Respect MP on growing up as a British Muslim
MS Yaqoob, a former psychiatrist, is the MP for the Sparkbrook constituency in Birmingham with the Respect Party – an anti-war movement that was set up soon after war was declared in Iraq. She speaks about her experiences growing up and her encounter with racism, which motivated her to do something to put a stop to it.
Salma only became aware of the many aspects to her religion as she got older.
“Contrary to the stereotype of Muslim girls, my own experience of growing up in a religiously conservative Muslim family was a very happy one. As a child I was not aware of any gender restrictions. As I became older, gender inequalities became more apparent.”
As a girl, she noticed the favouritism towards boys within the family and in her opinion, the wasted education girls achieved.
“Growing up, I remember feeling increasingly uneasy about double standards in the treatment of boys and girls in the families and questioned the faith in whose name such practices were often justified. I noticed that boys were indulged by their mothers, brothers by their sisters. I noticed that while more Muslim girls were progressing in education there was no real expectation that they would act on that education to pursue careers outside the home.
“And I noticed that many of my cousins were being married in circumstances where their ‘choice’ appeared to me to be limited in reality.”
Salma’s experience of racism and introduction to politics began after 9/11. This was something that enraged her and as a Muslim, she felt she could not sit back and let it continue.
“Like countless others whose lives are caught up in the cauldron of the war on terror, my life would never be the same again after the events of 9/11. Women, like me, who wore the hijab and were visibly Muslim, felt very exposed and fearful at the rise in anti-Muslim hostility and Islamaphobia around us as people associated us with terrorism. “Some of my female friends were abused and attacked. I was spat on as I walked with my three-year-old son in a busy Birmingham city centre.”
The anti-war campaigning began to have an effect on Salma, and she soon realized she could help a lot of people if she continued campaigning and receiving support from her growing followers.
“It was only when I started to practically engage in the anti-war movement that I began to feel a sense of empowerment in this new situation. I was not helpless. I could do something to undermine the drive to war and growing racism it entailed.
“I found myself propelled into the leadership of the newly formed Stop the War Coalition in the city and, before long, was busy campaigning locally, nationally and internationally.”
Salma believes the help of fellow Muslims during the anti-war and election campaigning was generally supportive. But she also found herself being questioned by some men who disagreed with her involvement as a woman.

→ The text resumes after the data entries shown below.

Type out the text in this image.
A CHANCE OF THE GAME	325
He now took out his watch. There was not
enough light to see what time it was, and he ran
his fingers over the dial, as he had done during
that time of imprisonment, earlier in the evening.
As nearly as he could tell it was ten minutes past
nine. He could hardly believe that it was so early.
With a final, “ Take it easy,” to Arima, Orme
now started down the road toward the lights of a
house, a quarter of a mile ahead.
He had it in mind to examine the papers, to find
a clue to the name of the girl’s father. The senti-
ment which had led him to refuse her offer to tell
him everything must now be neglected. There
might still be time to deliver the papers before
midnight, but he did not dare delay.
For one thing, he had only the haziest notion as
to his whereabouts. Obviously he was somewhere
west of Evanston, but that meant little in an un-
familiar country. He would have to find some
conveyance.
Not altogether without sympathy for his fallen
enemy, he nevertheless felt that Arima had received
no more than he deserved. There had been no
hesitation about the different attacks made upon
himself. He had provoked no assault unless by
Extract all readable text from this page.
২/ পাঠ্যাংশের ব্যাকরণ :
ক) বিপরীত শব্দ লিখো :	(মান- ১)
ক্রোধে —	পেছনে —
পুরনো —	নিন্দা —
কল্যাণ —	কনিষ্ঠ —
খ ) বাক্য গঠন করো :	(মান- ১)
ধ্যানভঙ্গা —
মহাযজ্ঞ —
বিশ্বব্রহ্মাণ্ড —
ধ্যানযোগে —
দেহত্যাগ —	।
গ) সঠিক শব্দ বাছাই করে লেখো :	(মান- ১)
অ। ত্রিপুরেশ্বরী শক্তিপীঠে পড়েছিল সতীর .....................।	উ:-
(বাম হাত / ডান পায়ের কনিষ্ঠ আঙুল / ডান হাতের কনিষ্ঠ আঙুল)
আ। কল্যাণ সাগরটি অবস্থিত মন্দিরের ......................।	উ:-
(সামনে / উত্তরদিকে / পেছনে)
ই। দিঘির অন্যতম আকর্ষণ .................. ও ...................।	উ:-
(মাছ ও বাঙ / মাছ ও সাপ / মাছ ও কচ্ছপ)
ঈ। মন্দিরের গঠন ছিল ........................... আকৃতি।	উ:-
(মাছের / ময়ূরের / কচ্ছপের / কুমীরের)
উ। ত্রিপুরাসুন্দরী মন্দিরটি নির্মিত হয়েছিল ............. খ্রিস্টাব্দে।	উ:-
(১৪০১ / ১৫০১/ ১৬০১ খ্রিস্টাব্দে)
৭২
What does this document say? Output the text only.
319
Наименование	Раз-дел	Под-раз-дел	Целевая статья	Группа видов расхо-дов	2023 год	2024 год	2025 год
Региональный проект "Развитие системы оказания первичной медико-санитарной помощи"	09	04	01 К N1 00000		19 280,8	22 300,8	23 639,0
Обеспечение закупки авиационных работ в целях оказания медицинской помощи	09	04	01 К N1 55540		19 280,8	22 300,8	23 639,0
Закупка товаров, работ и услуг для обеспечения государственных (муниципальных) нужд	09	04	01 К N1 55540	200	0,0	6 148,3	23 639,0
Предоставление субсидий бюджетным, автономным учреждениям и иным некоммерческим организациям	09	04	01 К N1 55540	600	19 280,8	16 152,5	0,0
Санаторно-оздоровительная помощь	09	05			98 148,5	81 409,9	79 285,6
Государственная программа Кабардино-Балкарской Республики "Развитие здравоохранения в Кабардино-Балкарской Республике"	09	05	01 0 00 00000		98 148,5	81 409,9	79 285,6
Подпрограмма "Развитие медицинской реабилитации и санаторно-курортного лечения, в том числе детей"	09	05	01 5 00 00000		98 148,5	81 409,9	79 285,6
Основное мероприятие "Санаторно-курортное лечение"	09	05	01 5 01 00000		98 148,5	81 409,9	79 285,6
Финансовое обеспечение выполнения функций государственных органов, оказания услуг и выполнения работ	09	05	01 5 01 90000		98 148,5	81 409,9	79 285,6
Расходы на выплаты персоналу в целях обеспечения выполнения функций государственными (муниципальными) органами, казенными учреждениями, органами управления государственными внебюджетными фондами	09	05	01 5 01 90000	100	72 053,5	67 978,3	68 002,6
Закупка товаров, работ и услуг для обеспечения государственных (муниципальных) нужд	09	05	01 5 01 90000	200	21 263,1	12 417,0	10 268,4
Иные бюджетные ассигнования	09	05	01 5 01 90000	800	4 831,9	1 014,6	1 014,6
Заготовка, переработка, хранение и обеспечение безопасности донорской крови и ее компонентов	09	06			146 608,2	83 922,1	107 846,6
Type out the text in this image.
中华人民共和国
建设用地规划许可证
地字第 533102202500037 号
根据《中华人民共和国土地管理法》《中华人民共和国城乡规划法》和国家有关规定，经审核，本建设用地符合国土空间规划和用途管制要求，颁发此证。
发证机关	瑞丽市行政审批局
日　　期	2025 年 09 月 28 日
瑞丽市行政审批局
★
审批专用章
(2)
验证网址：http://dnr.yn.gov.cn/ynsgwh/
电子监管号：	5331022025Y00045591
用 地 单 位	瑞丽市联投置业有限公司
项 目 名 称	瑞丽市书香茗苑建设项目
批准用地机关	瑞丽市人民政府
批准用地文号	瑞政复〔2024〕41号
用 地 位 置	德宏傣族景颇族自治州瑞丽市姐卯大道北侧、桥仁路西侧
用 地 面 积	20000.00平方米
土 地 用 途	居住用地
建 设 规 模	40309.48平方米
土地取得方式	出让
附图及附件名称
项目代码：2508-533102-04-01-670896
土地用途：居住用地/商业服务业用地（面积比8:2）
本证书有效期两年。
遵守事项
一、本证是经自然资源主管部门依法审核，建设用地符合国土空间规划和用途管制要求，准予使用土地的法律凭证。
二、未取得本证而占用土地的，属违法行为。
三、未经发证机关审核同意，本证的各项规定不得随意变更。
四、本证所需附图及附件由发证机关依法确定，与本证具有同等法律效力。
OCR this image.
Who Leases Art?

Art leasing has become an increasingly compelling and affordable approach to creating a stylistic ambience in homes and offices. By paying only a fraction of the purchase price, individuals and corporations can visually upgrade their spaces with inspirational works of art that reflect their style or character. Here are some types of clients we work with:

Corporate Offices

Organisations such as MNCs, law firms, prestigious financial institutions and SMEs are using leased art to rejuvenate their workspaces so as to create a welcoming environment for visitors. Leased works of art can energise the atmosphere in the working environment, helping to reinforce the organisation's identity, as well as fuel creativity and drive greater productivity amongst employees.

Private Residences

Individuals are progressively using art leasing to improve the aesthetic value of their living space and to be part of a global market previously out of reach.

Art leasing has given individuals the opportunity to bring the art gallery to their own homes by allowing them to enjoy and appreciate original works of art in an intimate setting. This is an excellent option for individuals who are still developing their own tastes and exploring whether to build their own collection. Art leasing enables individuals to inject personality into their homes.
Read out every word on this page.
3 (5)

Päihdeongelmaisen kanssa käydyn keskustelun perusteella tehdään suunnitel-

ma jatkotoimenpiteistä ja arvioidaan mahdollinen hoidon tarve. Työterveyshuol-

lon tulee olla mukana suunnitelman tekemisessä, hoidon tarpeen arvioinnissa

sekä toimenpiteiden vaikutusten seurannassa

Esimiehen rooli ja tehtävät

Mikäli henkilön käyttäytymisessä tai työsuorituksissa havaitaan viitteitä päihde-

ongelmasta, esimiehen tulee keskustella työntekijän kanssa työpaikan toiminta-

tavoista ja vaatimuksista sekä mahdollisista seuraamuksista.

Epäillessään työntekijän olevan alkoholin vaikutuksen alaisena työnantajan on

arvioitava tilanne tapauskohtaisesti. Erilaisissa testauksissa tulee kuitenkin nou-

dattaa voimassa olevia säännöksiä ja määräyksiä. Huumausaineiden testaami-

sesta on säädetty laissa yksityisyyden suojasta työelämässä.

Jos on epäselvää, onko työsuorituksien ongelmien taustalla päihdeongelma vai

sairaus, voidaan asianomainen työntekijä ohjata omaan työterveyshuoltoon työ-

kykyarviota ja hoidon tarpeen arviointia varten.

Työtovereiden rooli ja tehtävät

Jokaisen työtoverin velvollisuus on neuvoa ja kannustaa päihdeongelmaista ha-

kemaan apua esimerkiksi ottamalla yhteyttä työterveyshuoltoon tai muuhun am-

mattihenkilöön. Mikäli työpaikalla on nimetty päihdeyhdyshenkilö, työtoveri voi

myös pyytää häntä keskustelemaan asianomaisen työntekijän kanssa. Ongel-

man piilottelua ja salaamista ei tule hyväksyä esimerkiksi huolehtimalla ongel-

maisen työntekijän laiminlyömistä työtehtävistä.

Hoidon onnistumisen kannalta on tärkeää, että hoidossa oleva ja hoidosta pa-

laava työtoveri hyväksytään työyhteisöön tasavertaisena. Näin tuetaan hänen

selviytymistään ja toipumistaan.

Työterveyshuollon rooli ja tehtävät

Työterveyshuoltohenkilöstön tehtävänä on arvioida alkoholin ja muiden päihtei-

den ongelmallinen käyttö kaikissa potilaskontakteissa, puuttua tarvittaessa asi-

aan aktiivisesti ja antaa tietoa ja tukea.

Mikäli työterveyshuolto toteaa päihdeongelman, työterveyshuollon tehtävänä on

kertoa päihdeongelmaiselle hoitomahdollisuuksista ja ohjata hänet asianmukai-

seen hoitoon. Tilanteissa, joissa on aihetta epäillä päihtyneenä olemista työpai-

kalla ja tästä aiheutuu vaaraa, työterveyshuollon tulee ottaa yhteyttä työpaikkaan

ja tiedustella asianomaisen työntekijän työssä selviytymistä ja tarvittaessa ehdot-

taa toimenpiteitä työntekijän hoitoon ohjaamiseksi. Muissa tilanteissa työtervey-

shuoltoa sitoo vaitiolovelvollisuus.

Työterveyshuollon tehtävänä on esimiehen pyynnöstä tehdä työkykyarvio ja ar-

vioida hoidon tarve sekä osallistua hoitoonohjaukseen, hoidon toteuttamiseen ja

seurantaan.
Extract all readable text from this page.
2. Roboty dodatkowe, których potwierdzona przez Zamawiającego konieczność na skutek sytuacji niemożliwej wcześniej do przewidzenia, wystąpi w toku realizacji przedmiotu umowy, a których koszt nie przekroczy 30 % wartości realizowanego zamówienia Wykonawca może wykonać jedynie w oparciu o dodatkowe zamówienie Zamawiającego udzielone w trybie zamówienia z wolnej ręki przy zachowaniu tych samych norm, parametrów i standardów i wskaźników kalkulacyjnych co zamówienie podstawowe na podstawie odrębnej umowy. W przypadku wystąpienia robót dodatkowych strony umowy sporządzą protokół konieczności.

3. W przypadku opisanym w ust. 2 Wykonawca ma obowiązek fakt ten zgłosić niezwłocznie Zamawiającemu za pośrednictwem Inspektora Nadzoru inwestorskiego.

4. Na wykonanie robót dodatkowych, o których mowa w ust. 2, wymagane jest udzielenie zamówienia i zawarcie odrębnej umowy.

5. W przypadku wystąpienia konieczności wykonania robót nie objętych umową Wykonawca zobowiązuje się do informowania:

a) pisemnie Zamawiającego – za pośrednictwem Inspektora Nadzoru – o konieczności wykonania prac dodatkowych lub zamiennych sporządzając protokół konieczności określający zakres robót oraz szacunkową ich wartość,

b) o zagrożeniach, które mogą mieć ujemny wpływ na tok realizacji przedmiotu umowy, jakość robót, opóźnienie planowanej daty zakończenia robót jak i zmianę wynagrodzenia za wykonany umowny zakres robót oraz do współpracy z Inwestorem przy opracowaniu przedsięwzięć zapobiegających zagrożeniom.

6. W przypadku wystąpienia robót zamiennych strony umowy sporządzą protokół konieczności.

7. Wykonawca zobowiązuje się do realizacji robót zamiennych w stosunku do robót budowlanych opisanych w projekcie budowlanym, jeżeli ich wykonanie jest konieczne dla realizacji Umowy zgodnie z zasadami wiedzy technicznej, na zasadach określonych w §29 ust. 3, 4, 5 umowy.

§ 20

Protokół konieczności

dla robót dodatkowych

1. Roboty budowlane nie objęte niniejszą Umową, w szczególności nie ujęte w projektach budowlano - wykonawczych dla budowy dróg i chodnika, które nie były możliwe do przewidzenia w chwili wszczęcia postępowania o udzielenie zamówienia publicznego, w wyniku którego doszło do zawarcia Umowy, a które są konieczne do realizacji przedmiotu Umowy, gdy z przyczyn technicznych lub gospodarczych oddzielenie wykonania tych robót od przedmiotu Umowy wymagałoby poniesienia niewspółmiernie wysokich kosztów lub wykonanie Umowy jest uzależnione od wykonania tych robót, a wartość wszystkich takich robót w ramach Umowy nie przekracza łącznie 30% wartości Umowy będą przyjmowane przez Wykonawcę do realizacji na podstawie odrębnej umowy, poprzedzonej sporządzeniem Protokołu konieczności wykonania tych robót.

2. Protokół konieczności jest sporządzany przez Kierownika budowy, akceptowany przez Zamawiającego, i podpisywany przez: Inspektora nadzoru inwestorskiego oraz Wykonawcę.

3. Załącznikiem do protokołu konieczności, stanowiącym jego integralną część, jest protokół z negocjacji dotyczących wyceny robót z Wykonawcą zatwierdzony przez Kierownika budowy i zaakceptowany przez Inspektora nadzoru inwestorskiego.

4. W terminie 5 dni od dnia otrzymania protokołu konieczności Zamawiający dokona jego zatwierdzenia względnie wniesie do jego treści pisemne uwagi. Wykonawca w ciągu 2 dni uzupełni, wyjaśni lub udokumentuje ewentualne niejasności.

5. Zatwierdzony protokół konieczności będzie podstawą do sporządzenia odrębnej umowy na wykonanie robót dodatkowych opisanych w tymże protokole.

“The impact of Muslim women on the anti-war movement was a subversive one. During my formative years, I had been unaware of any contemporary Muslim women role models for political engagement. While many Muslim men were incredibly supportive, many more deemed it improper that women like myself were occupying the podiums in Mosques and addressing them about how the community should respond to this new and dangerous situation.”
As more women started to attend public meetings, with much persuasion, the stereotypes of Muslim women began to change. Salma convinced many women that they should make their voices and opinions clear for all to hear.
“The ‘Aunties’ (older Muslim women wearing either the hijab or niqab) put their formidable networks and organizational skills to work by fundraising and mobilizing for the demonstrations. Over the years since the anti-war movement came into existence I would estimate that thousands of such women and girls in Birmingham alone have engaged to some degree in anti-war activism. Muslim women participating in these activities invariably took their children with them. From the lessons and examples Muslim girls witnessed from their Mothers, they now started to apply themselves.”
Salma made local history in May 2006 when she became the first hijab-wearing councillor in the city. She believes that this is a great reform for women, particularly Muslim women, in politics.
“It was path breaking for other, less obvious reasons as well. Politics in large parts of South Asian communities is overwhelmingly a male preserve, from candidates to campaigners. This grip is reinforced by the way in which members of tight family and clan networks are encouraged to vote as a block. In this way the male head of the household can often control dozens, and sometimes hundreds, of votes, which are used to exercise political leverage. This ultimately has a quite corrupting influence on politics because the determining factor in exercising such influence becomes less about political conviction and more about which candidate will be indebted to you.”